小岐須 | まあ、人かどうかはご想像にお任せします! |
寺田 | カブトムシかもしれないのかあ。なるほどなあ。勉強になるな~。 |
五月女 | 勉強になるな~。 |
──今回のお題は描いてみてどうでしたか?
寺田 | 絵だなあと思いました! |
いや嘘です。まー、どのテーマでも毎回フラットに | |
先入観なく接して、浮かんできたものに目を開く! | |
そういうことなんじゃないですかね。 | |
五月女 | 素晴らし~(笑)。 |
小岐須 | 横山大観みたいだよね。 |
寺田 | 顔が似てるんでしょ?オレは顔を知らないんだけどね。 |
小岐須 | 似てる、似てる。髪がウェービーなら似てる。 |
寺田 | 伸ばすとウェービーではあるんだよ。 |
──でも、今回は3人とも本当に可愛かったです。
寺田 | やっぱり一目惚れの絵だからねえ。 |
一目惚れって性欲も含まれるのかな。 | |
「ヤリてー」みたいな。 | |
小岐須 | 一目惚れの要素のなかには入ってるよね。 |
寺田 | だって、自分でもわかんない時があるもんね。 |
五月女 | 「ヤリてー」かどうかが? |
寺田 | その気持ちが恋なんだか性欲なんだか、 |
あるいは、もともと恋と性欲が一緒なんだかさ。 | |
五月女 | 別なのかな? |
寺田 | 別ってこともないと思うんだけど。
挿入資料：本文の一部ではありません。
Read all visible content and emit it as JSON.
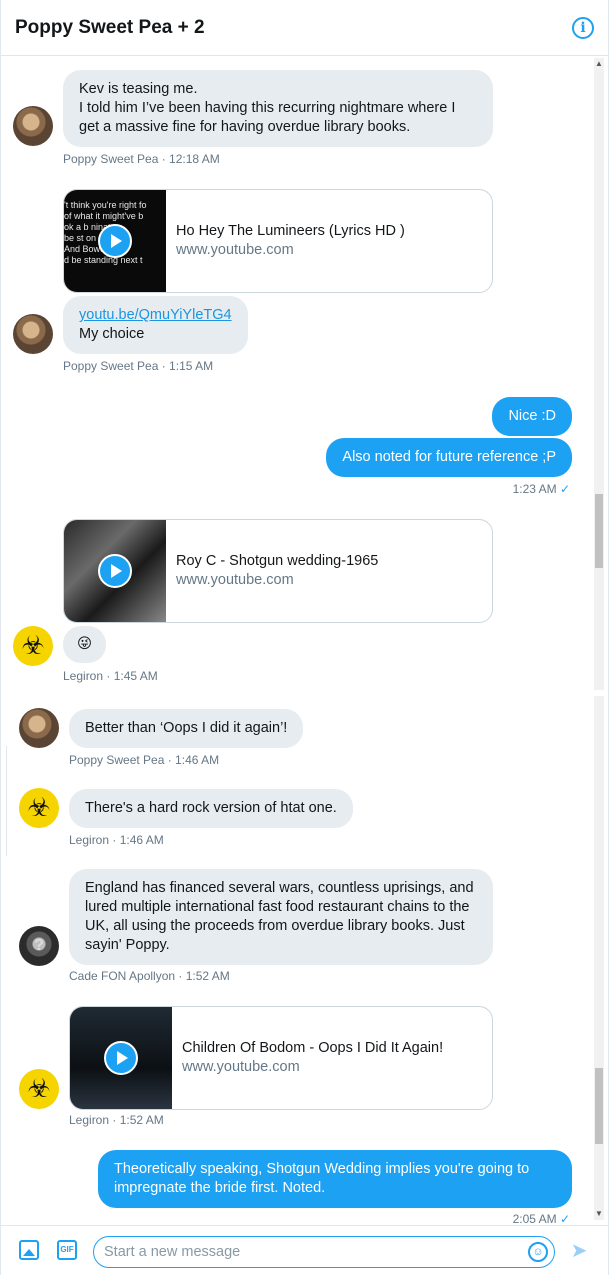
{
  "header": {
    "title": "Poppy Sweet Pea + 2",
    "info_icon": "info-icon"
  },
  "messages": {
    "m1": {
      "text": "Kev is teasing me.\nI told him I’ve been having this recurring nightmare where I get a massive fine for having overdue library books.",
      "meta": "Poppy Sweet Pea · 12:18 AM"
    },
    "card1": {
      "title": "Ho Hey The Lumineers (Lyrics HD )",
      "domain": "www.youtube.com",
      "thumb_text": [
        "'t think you're right fo",
        "of what it might've b",
        "ok a b        ninato",
        "be st        on can",
        "   And Bowery...",
        "d be standing next t"
      ]
    },
    "m2": {
      "link": "youtu.be/QmuYiYleTG4",
      "text": "My choice",
      "meta": "Poppy Sweet Pea · 1:15 AM"
    },
    "m3": {
      "text": "Nice :D"
    },
    "m4": {
      "text": "Also noted for future reference ;P",
      "meta": "1:23 AM",
      "check": "✓"
    },
    "card2": {
      "title": "Roy C - Shotgun wedding-1965",
      "domain": "www.youtube.com"
    },
    "m5": {
      "text": "😜",
      "meta": "Legiron · 1:45 AM"
    },
    "m6": {
      "text": "Better than ‘Oops I did it again’!",
      "meta": "Poppy Sweet Pea · 1:46 AM"
    },
    "m7": {
      "text": "There's a hard rock version of htat one.",
      "meta": "Legiron · 1:46 AM"
    },
    "m8": {
      "text": "England has financed several wars, countless uprisings, and lured multiple international fast food restaurant chains to the UK, all using the proceeds from overdue library books. Just sayin' Poppy.",
      "meta": "Cade FON Apollyon · 1:52 AM"
    },
    "card3": {
      "title": "Children Of Bodom - Oops I Did It Again!",
      "domain": "www.youtube.com"
    },
    "m9": {
      "meta": "Legiron · 1:52 AM"
    },
    "m10": {
      "text": "Theoretically speaking, Shotgun Wedding implies you're going to impregnate the bride first. Noted.",
      "meta": "2:05 AM",
      "check": "✓"
    }
  },
  "composer": {
    "placeholder": "Start a new message",
    "gif_label": "GIF",
    "emoji_glyph": "☺",
    "send_glyph": "➤"
  },
  "colors": {
    "accent": "#1da1f2",
    "incoming_bubble": "#e6ecf0",
    "meta_text": "#657786"
  }
}
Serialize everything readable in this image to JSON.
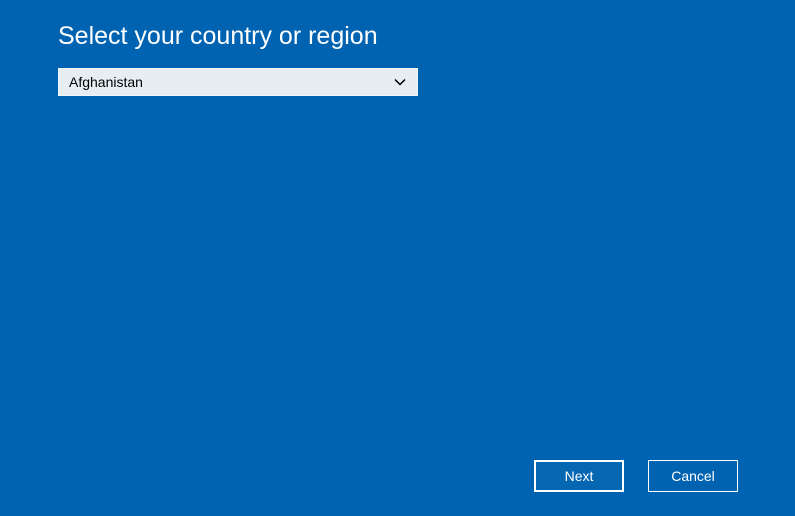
{
  "heading": "Select your country or region",
  "dropdown": {
    "selected": "Afghanistan"
  },
  "buttons": {
    "next": "Next",
    "cancel": "Cancel"
  }
}
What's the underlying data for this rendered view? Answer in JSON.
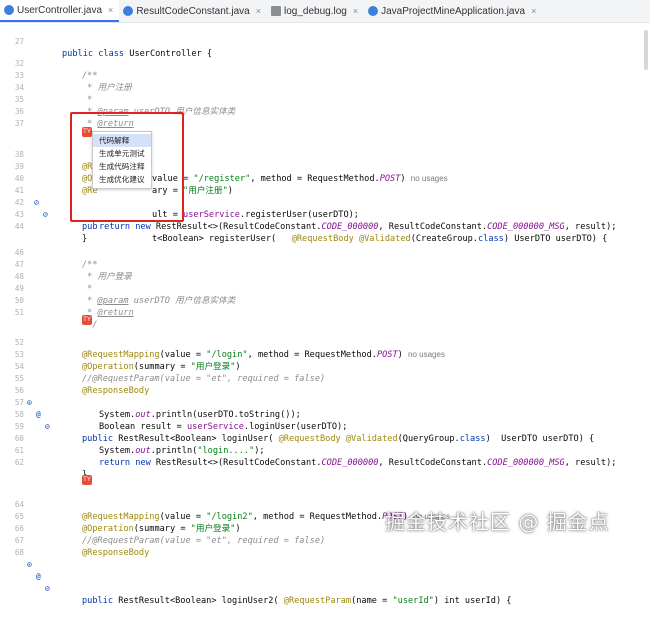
{
  "tabs": [
    {
      "label": "UserController.java",
      "active": true,
      "color": "#3d7fd9"
    },
    {
      "label": "ResultCodeConstant.java",
      "active": false,
      "color": "#3d7fd9"
    },
    {
      "label": "log_debug.log",
      "active": false,
      "color": "#8a8f96"
    },
    {
      "label": "JavaProjectMineApplication.java",
      "active": false,
      "color": "#3d7fd9"
    }
  ],
  "close_glyph": "×",
  "type_badge": "TY",
  "context_menu": {
    "items": [
      "代码解释",
      "生成单元测试",
      "生成代码注释",
      "生成优化建议"
    ],
    "selected_index": 0
  },
  "watermark": "掘金技术社区 @ 掘金点",
  "lines": {
    "l27": {
      "num": "27",
      "t1": "public class ",
      "t2": "UserController {"
    },
    "l32": {
      "num": "32",
      "t": "/**"
    },
    "l33": {
      "num": "33",
      "t": " * 用户注册"
    },
    "l34": {
      "num": "34",
      "t": " *"
    },
    "l35": {
      "num": "35",
      "t1": " * ",
      "t2": "@param",
      "t3": " userDTO ",
      "t4": "用户信息实体类"
    },
    "l36": {
      "num": "36",
      "t1": " * ",
      "t2": "@return"
    },
    "l37": {
      "num": "37",
      "t": " */"
    },
    "l38": {
      "num": "38",
      "t1": "@Re",
      "t2": "value = ",
      "t3": "\"/register\"",
      "t4": ", method = RequestMethod.",
      "t5": "POST",
      "t6": ")",
      "hint": "no usages"
    },
    "l39": {
      "num": "39",
      "t1": "@Op",
      "t2": "ary = ",
      "t3": "\"用户注册\"",
      "t4": ")"
    },
    "l40": {
      "num": "40",
      "t": "@Re"
    },
    "l41": {
      "num": "41",
      "t1": "pub",
      "t2": "t<Boolean> registerUser(   ",
      "t3": "@RequestBody @Validated",
      "t4": "(CreateGroup.",
      "t5": "class",
      "t6": ") UserDTO userDTO) {"
    },
    "l42": {
      "num": "42",
      "t1": "ult = ",
      "t2": "userService",
      "t3": ".registerUser(userDTO);"
    },
    "l43": {
      "num": "43",
      "t1": "return new ",
      "t2": "RestResult<>(ResultCodeConstant.",
      "t3": "CODE_000000",
      "t4": ", ResultCodeConstant.",
      "t5": "CODE_000000_MSG",
      "t6": ", result);"
    },
    "l44": {
      "num": "44",
      "t": "}"
    },
    "l46": {
      "num": "46",
      "t": "/**"
    },
    "l47": {
      "num": "47",
      "t": " * 用户登录"
    },
    "l48": {
      "num": "48",
      "t": " *"
    },
    "l49": {
      "num": "49",
      "t1": " * ",
      "t2": "@param",
      "t3": " userDTO ",
      "t4": "用户信息实体类"
    },
    "l50": {
      "num": "50",
      "t1": " * ",
      "t2": "@return"
    },
    "l51": {
      "num": "51",
      "t": " */"
    },
    "l52": {
      "num": "52",
      "t1": "@RequestMapping",
      "t2": "(value = ",
      "t3": "\"/login\"",
      "t4": ", method = RequestMethod.",
      "t5": "POST",
      "t6": ")",
      "hint": "no usages"
    },
    "l53": {
      "num": "53",
      "t1": "@Operation",
      "t2": "(summary = ",
      "t3": "\"用户登录\"",
      "t4": ")"
    },
    "l54": {
      "num": "54",
      "t": "//@RequestParam(value = \"et\", required = false)"
    },
    "l55": {
      "num": "55",
      "t": "@ResponseBody"
    },
    "l56": {
      "num": "56",
      "t1": "public ",
      "t2": "RestResult<Boolean> loginUser( ",
      "t3": "@RequestBody @Validated",
      "t4": "(QueryGroup.",
      "t5": "class",
      "t6": ")  UserDTO userDTO) {"
    },
    "l57": {
      "num": "57",
      "t1": "System.",
      "t2": "out",
      "t3": ".println(userDTO.toString());"
    },
    "l58": {
      "num": "58",
      "t1": "Boolean result = ",
      "t2": "userService",
      "t3": ".loginUser(userDTO);"
    },
    "l59": {
      "num": "59",
      "t": ""
    },
    "l60": {
      "num": "60",
      "t1": "System.",
      "t2": "out",
      "t3": ".println(",
      "t4": "\"login....\"",
      "t5": ");"
    },
    "l61": {
      "num": "61",
      "t1": "return new ",
      "t2": "RestResult<>(ResultCodeConstant.",
      "t3": "CODE_000000",
      "t4": ", ResultCodeConstant.",
      "t5": "CODE_000000_MSG",
      "t6": ", result);"
    },
    "l62": {
      "num": "62",
      "t": "}"
    },
    "l64": {
      "num": "64",
      "t1": "@RequestMapping",
      "t2": "(value = ",
      "t3": "\"/login2\"",
      "t4": ", method = RequestMethod.",
      "t5": "POST",
      "t6": ")",
      "hint": "no usages"
    },
    "l65": {
      "num": "65",
      "t1": "@Operation",
      "t2": "(summary = ",
      "t3": "\"用户登录\"",
      "t4": ")"
    },
    "l66": {
      "num": "66",
      "t": "//@RequestParam(value = \"et\", required = false)"
    },
    "l67": {
      "num": "67",
      "t": "@ResponseBody"
    },
    "l68": {
      "num": "68",
      "t1": "public ",
      "t2": "RestResult<Boolean> loginUser2( ",
      "t3": "@RequestParam",
      "t4": "(name = ",
      "t5": "\"userId\"",
      "t6": ") int userId) {"
    }
  },
  "gutter_icons": {
    "run_icon": "⊙",
    "mapping_icon": "⊘",
    "link_icon": "@"
  }
}
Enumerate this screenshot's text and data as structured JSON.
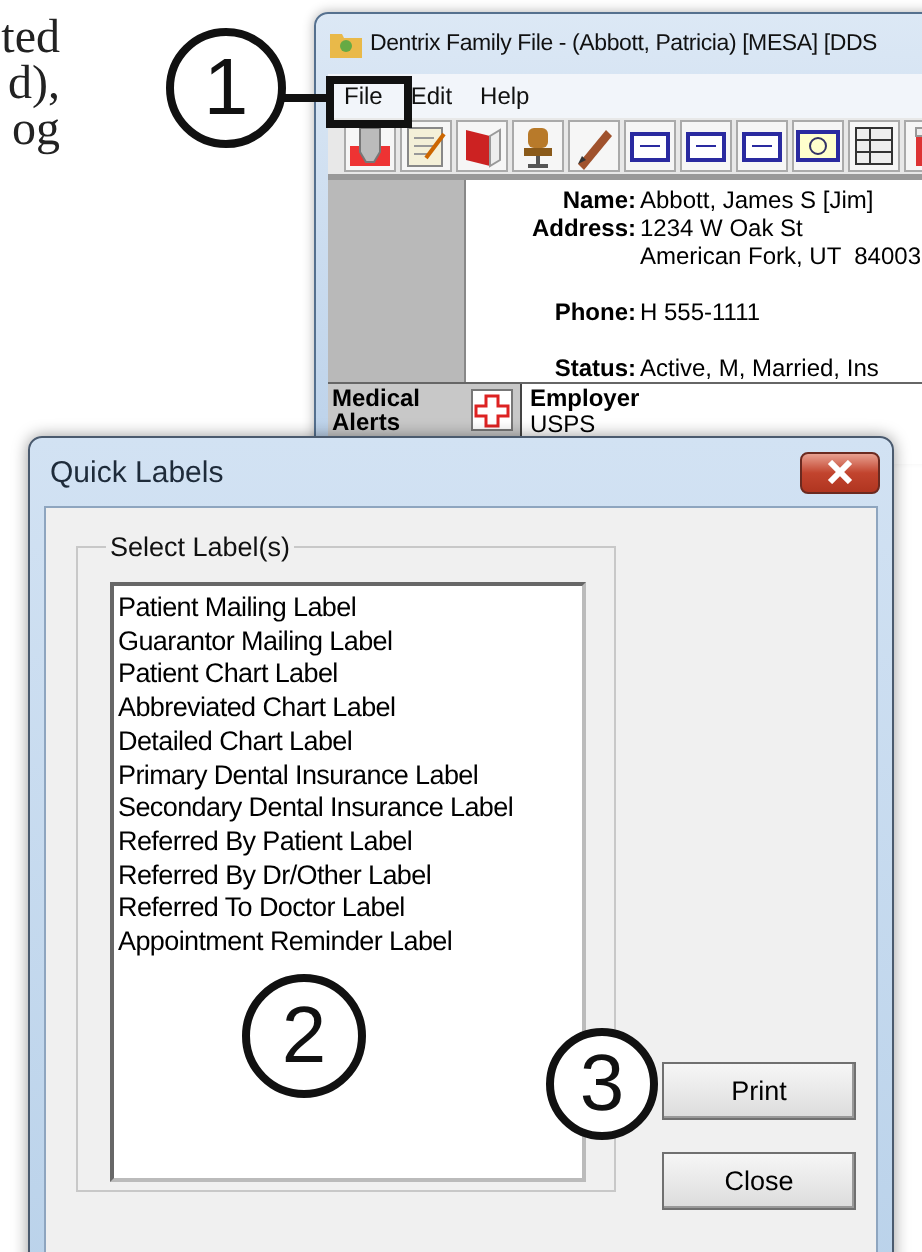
{
  "page_text": [
    "ted",
    "d),",
    "og"
  ],
  "family_window": {
    "title": "Dentrix Family File - (Abbott, Patricia) [MESA] [DDS",
    "menu": [
      "File",
      "Edit",
      "Help"
    ],
    "fields": [
      {
        "label": "Name:",
        "lines": [
          "Abbott, James S [Jim]"
        ]
      },
      {
        "label": "Address:",
        "lines": [
          "1234 W Oak St",
          "American Fork, UT  84003"
        ]
      },
      {
        "label": "Phone:",
        "lines": [
          "H 555-1111"
        ]
      },
      {
        "label": "Status:",
        "lines": [
          "Active, M, Married, Ins"
        ]
      }
    ],
    "alerts_label": "Medical Alerts",
    "employer_label": "Employer",
    "employer": "USPS"
  },
  "dialog": {
    "title": "Quick Labels",
    "group_label": "Select Label(s)",
    "items": [
      "Patient Mailing Label",
      "Guarantor Mailing Label",
      "Patient Chart Label",
      "Abbreviated Chart Label",
      "Detailed Chart Label",
      "Primary Dental Insurance Label",
      "Secondary Dental Insurance Label",
      "Referred By Patient Label",
      "Referred By Dr/Other Label",
      "Referred To Doctor Label",
      "Appointment Reminder Label"
    ],
    "buttons": [
      "Print",
      "Close"
    ]
  },
  "callouts": [
    {
      "number": "1"
    },
    {
      "number": "2"
    },
    {
      "number": "3"
    }
  ]
}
人間だもの。 |
小岐須 | 相田みつをも入ってるじゃん(笑)。 |
五月女 | 私、一目惚れってあんまりしないなあ。 |
寺田 | 気持ちを押し殺してきたんじゃないの。 |
──長く一緒にいるうちに、だんだん好きになっていくタイプですか?
寺田 | 相手が好きになってくれるから好きになる、 |
というタイプの人もいるよね。 | |
小岐須 | 女の人は、そういうタイプ多いよね。 |
五月女 | うーん……でも、惚れっぽいは惚れっぽいよ。 |
寺田 | 一目は無いんだ。二目?十目?え、見た目派?見た目惚れ? |
五月女 | いやー、でも一目惚れっていうのは見た目じゃないですか? |
寺田 | 見た目というよりは、仕草だったりもするじゃないですか。 |
あとは制服だと何とも思わなかったけど、 | |
ワンピースで一目惚れしたとかあったよ、子供の頃にね。 |
──ギャップ萌え的な。
寺田 | そうそう、違う一面が見えてね。 |
固定観念が破壊された時に恋が生まれるんじゃないの。 | |
だって人間だもの! | |
五月女 | 今日だけ、すっごい人間だな〜(笑)。 |
小岐須さんラクガキ

小岐須さんのラクガキ:五月女さん、寺田さんの環っかラクガキを受けて(?)、小岐須さんの描いた女の子の頭部にも環のような装飾が……。